The budget would expand the Earned Income Tax Credit (EITC) to offer more to low-income workers without children. Under the new plan workers would get 15.3 cents credit for each dollar earned up to $6,570, for a maximum credit of $1,005. That amount would be set until the worker earned $11,500. From that point on the credit would be phased out until the worker earned $18,070. Under current law the credit tops out at $503 and phases out at $14,790. The EITC was first proposed by President Richard Nixon and was signed into law by his successor, Gerald Ford, in 1975. It has traditionally received bipartisan support because it provides incentives to work. The administration estimates that its changes in the EITC would lift half a million people over the poverty line, which is $11,670 for a household of 1 in 2014.
Obama also proposed expanding the child tax credit, which will affect 1.7 million Americans. Over the next six years, the spending plan would eliminate the sequester spending cuts imposed by the 2011 Budget Control Act. The budget also invests in advanced manufacturing, research and development as well as surface transportation infrastructure. The educational initiatives include $66 billion over 10 years for preschool for 4-year-olds and job-driven workforce training. Obama’s budget spends $55 billion more than limits set by Congress’ bipartisan December 2013 budget deal, which averted another government shutdown.
Obama Budget Losers
Obama plans to pay for this "Opportunity, Growth and Security Initiative" by what the White House calls, “pro-growth tax reform,” higher taxes on the wealthy. The president wants to pass a proposal first advanced by billionaire Warren Buffett that the wealthiest Americans pay taxes at the same rate as the middle class. This so-called Buffett Rule would require that people earning more than $1 million a year pay at least 30 percent of their income in federal taxes after charitable contributions.
Obama wants to limit the value of itemized deductions, and some tax exclusions, to 28 percent. He wants to cap contributions to retirement accounts like 401(k)s and IRAs that get a tax break. The limit would depend on the person’s age and would vary due to inflation and other interest rates. The 2015 budget also includes a rise in the inheritance tax from 40 to 45 percent and a cut in the inheritance deduction from $10.6 million to $3.5 million.
Hedge fund and private equity firm managers are currently able to treat income from managed investment as capital gains instead of income so that they pay taxes at a lower rate. The Obama budget eliminates this loophole. Also worth noting, the budget raises tobacco taxes by $78 billion over 10 years.

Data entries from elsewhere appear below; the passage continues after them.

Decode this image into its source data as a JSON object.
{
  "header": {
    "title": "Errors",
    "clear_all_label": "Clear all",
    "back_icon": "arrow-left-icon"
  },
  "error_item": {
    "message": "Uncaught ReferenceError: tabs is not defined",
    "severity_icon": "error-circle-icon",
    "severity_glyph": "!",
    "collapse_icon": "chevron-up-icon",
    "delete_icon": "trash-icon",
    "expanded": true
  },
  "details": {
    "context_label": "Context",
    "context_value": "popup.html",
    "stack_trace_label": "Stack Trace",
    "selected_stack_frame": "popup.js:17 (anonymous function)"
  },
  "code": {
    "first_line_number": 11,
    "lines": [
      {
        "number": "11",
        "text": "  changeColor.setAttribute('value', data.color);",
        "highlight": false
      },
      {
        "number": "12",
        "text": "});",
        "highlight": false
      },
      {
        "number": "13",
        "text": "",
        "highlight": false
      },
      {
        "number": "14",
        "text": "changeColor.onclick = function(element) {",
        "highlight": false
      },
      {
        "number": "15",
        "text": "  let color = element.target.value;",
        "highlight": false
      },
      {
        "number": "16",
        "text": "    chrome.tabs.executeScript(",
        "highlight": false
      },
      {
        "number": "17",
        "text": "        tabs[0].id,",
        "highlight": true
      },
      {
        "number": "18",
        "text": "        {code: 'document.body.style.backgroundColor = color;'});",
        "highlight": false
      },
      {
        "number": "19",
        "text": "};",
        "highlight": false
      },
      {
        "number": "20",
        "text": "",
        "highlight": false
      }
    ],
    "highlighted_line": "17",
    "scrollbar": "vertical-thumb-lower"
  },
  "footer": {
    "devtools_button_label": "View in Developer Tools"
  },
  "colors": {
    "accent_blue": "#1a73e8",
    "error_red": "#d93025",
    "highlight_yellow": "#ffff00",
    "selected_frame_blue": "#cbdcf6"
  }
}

Under the Obama budget the deficit is projected to be $564 billion, just over 3 percent of gross domestic product which is about where it was before the president took office. In 2009 during the depths of the global recession, the deficit was almost 10 percent. The Obama budget has no chance of being passed as it stands by the Republican led House. House Budget Committee Chairman Paul Ryan of Wisconsin called it “yet another disappointment... This budget isn’t a serious document; it’s a campaign brochure.”
In fact the former Republican vice presidential nominee, proposed to cut welfare, child care, Pell Grants and other assistance programs the day before the president’s proposed budget, claiming that these programs weren’t helping the poor.
In this election year the upcoming budget battle will define for voters where their representatives stand.